Menkop Ferry mengapresiasi dukungan Komisi VI DPR RI atas alokasi dana tambahan tersebut. Tambahan anggaran akan dialokasikan secara khusus untuk mengawal proses verifikasi dan validasi (verval) fisik KDKMP di daerah serta memastikan koperasi-koperasi yang sudah ada tetap mendapat pembinaan berkelanjutan.
"Tambahan anggaran ini akan kita gunakan untuk mendukung proses verifikasi dan validasi KDKMP, kami juga akan terus memberikan pendampingan kepada koperasi-koperasi eksisting," ujar Ferry.

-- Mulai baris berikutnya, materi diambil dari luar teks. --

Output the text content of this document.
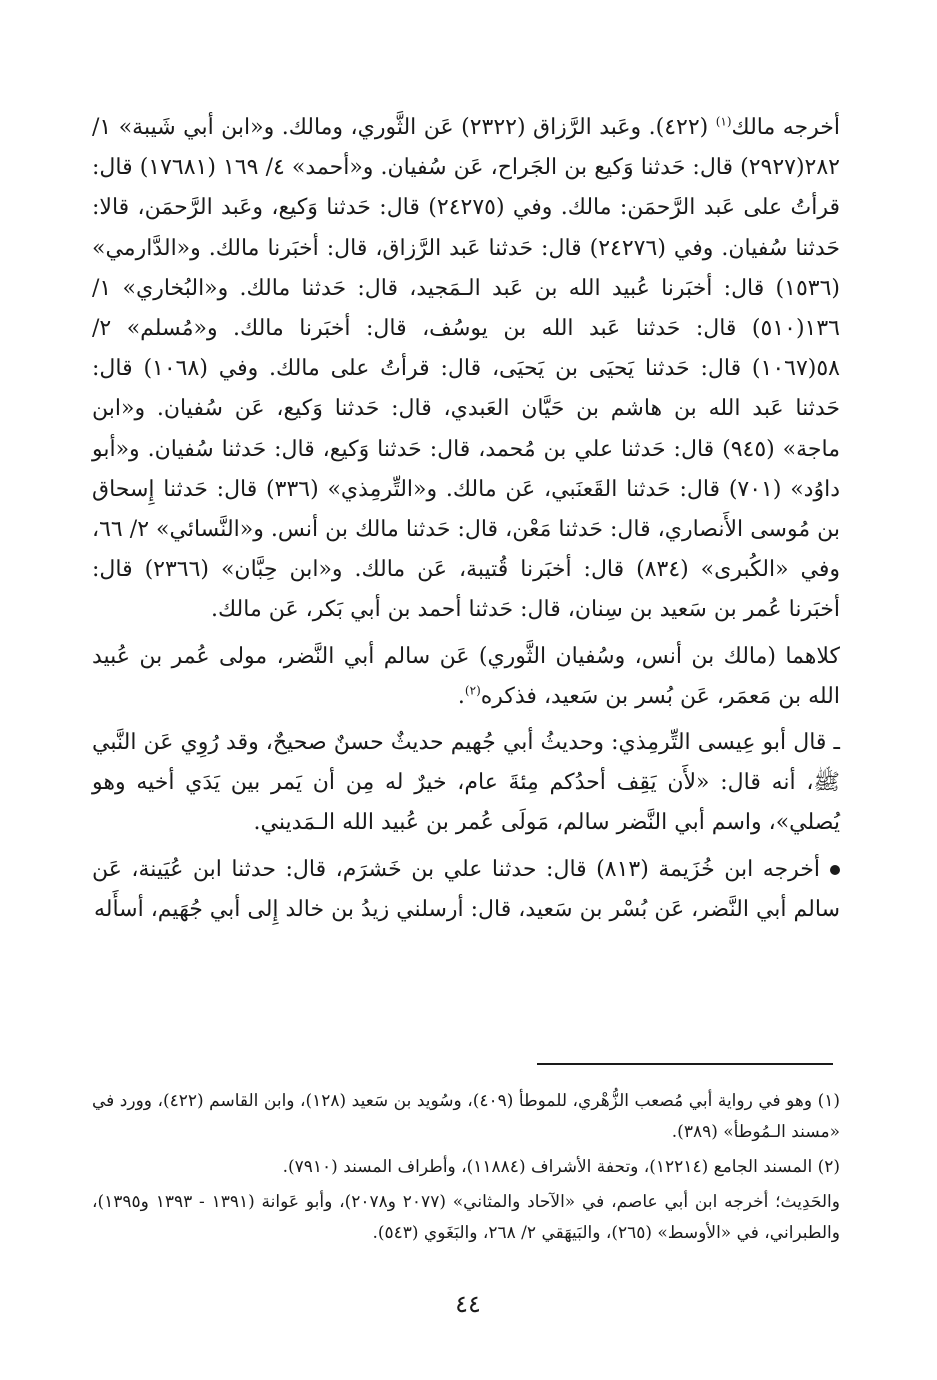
أخرجه مالك$^{(١)}$ (٤٢٢). وعَبد الرَّزاق (٢٣٢٢) عَن الثَّوري، ومالك. و«ابن أبي شَيبة» ١/ ٢٨٢(٢٩٢٧) قال: حَدثنا وَكيع بن الجَراح، عَن سُفيان. و«أحمد» ٤/ ١٦٩ (١٧٦٨١) قال: قرأتُ على عَبد الرَّحمَن: مالك. وفي (٢٤٢٧٥) قال: حَدثنا وَكيع، وعَبد الرَّحمَن، قالا: حَدثنا سُفيان. وفي (٢٤٢٧٦) قال: حَدثنا عَبد الرَّزاق، قال: أخبَرنا مالك. و«الدَّارمي» (١٥٣٦) قال: أخبَرنا عُبيد الله بن عَبد الـمَجيد، قال: حَدثنا مالك. و«البُخاري» ١/ ١٣٦(٥١٠) قال: حَدثنا عَبد الله بن يوسُف، قال: أخبَرنا مالك. و«مُسلم» ٢/ ٥٨(١٠٦٧) قال: حَدثنا يَحيَى بن يَحيَى، قال: قرأتُ على مالك. وفي (١٠٦٨) قال: حَدثنا عَبد الله بن هاشم بن حَيَّان العَبدي، قال: حَدثنا وَكيع، عَن سُفيان. و«ابن ماجة» (٩٤٥) قال: حَدثنا علي بن مُحمد، قال: حَدثنا وَكيع، قال: حَدثنا سُفيان. و«أبو داوُد» (٧٠١) قال: حَدثنا القَعنَبي، عَن مالك. و«التِّرمِذي» (٣٣٦) قال: حَدثنا إِسحاق بن مُوسى الأَنصاري، قال: حَدثنا مَعْن، قال: حَدثنا مالك بن أنس. و«النَّسائي» ٢/ ٦٦، وفي «الكُبرى» (٨٣٤) قال: أخبَرنا قُتيبة، عَن مالك. و«ابن حِبَّان» (٢٣٦٦) قال: أخبَرنا عُمر بن سَعيد بن سِنان، قال: حَدثنا أحمد بن أبي بَكر، عَن مالك.

كلاهما (مالك بن أنس، وسُفيان الثَّوري) عَن سالم أبي النَّضر، مولى عُمر بن عُبيد الله بن مَعمَر، عَن بُسر بن سَعيد، فذكره$^{(٢)}$.

ـ قال أبو عِيسى التِّرمِذي: وحديثُ أبي جُهيم حديثٌ حسنٌ صحيحٌ، وقد رُوِي عَن النَّبي ﷺ، أنه قال: «لأَن يَقِف أحدُكم مِئةَ عام، خيرٌ له مِن أن يَمر بين يَدَي أخيه وهو يُصلي»، واسم أبي النَّضر سالم، مَولَى عُمر بن عُبيد الله الـمَديني.

أخرجه ابن خُزَيمة (٨١٣) قال: حدثنا علي بن خَشرَم، قال: حدثنا ابن عُيَينة، عَن سالم أبي النَّضر، عَن بُسْر بن سَعيد، قال: أرسلني زيدُ بن خالد إِلى أبي جُهَيم، أسأَله

(١) وهو في رواية أبي مُصعب الزُّهْري، للموطأ (٤٠٩)، وسُويد بن سَعيد (١٢٨)، وابن القاسم (٤٢٢)، وورد في «مسند الـمُوطأ» (٣٨٩).

(٢) المسند الجامع (١٢٢١٤)، وتحفة الأشراف (١١٨٨٤)، وأطراف المسند (٧٩١٠).

والحَدِيث؛ أخرجه ابن أبي عاصم، في «الآحاد والمثاني» (٢٠٧٧ و٢٠٧٨)، وأبو عَوانة (١٣٩١ - ١٣٩٣ و١٣٩٥)، والطبراني، في «الأوسط» (٢٦٥)، والبَيهَقي ٢/ ٢٦٨، والبَغَوي (٥٤٣).

٤٤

Selain penyesuaian anggaran, Raker yang dipimpin Ketua Komisi VI DPR RI Anggia Ermarini tersebut juga membahas progres RUU Perkoperasian. Ferry menjelaskan bahwa pihaknya telah menghimpun berbagai masukan ke dalam Daftar Inventarisasi Masalah (DIM), termasuk usulan pembentukan Lembaga Penjamin Simpanan (LPS) khusus koperasi guna memperkuat perlindungan nasabah.
Baca Juga
Penempatan Ribuan Manajer Kopdes Mulai Pekan Depan, Menkop Tunggu SK dan Perpres
Terkait kesiapan operasional KDKMP, Kemenkop saat ini tengah menunggu penerbitan Peraturan Presiden (Perpres) tentang Tata Kelola dan Operasionalisasi KDKMP. Sebanyak 28.626 manajer yang telah direkrut dan dilatih siap menerima SK pengangkatan dalam 1–2 hari setelah Perpres terbit, sembari proses verval terhadap 17.288 bangunan fisik dan gerai KDKMP terus berjalan.

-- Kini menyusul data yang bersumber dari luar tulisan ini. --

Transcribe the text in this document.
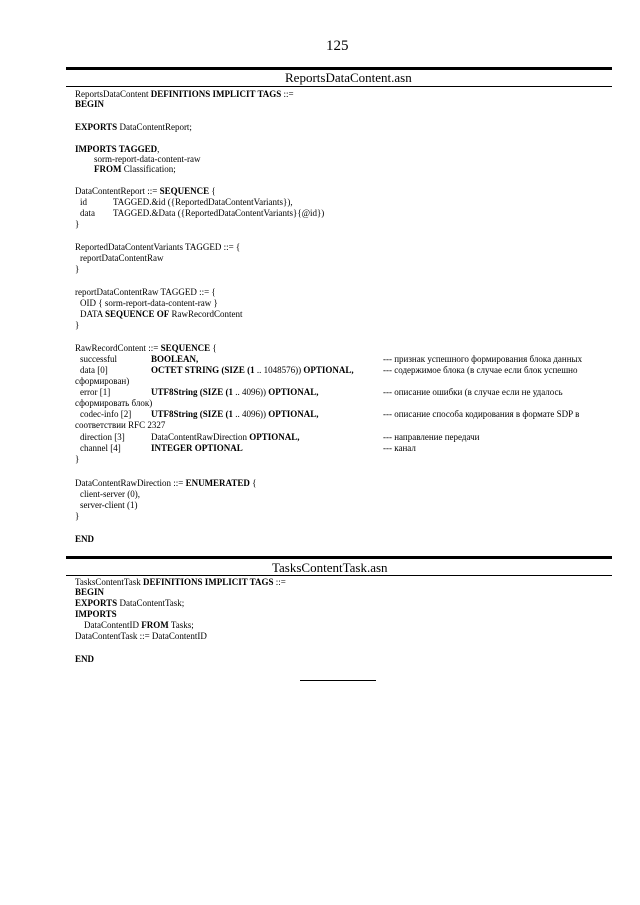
125
ReportsDataContent.asn
ReportsDataContent DEFINITIONS IMPLICIT TAGS ::=
BEGIN
EXPORTS DataContentReport;
IMPORTS TAGGED,
sorm-report-data-content-raw
FROM Classification;
DataContentReport ::= SEQUENCE {
id	TAGGED.&id ({ReportedDataContentVariants}),
data TAGGED.&Data ({ReportedDataContentVariants}{@id})
}
ReportedDataContentVariants TAGGED ::= {
reportDataContentRaw
}
reportDataContentRaw TAGGED ::= {
OID { sorm-report-data-content-raw }
DATA SEQUENCE OF RawRecordContent
}
RawRecordContent ::= SEQUENCE {
successful	BOOLEAN,	--- признак успешного формирования блока данных
data [0]	OCTET STRING (SIZE (1 .. 1048576)) OPTIONAL,	--- содержимое блока (в случае если блок успешно
сформирован)
error [1]	UTF8String (SIZE (1 .. 4096)) OPTIONAL,	--- описание ошибки (в случае если не удалось
сформировать блок)
codec-info [2] UTF8String (SIZE (1 .. 4096)) OPTIONAL,	--- описание способа кодирования в формате SDP в
соответствии RFC 2327
direction [3]	DataContentRawDirection OPTIONAL,	--- направление передачи
channel [4]	INTEGER OPTIONAL	--- канал
}
DataContentRawDirection ::= ENUMERATED {
client-server (0),
server-client (1)
}
END
TasksContentTask.asn
TasksContentTask DEFINITIONS IMPLICIT TAGS ::=
BEGIN
EXPORTS DataContentTask;
IMPORTS
DataContentID FROM Tasks;
DataContentTask ::= DataContentID
END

Ketiga Ketua Komisi VI DPR RI, Anggia Ermarini, mengingatkan pentingnya peran Kemenkop dalam mendorong koperasi menjadi badan usaha yang modern dan inklusif. Ia berharap Kemenkop dapat memaksimalkan anggaran yang ada agar program prioritas nasional ini memberikan dampak langsung bagi ekonomi masyarakat desa.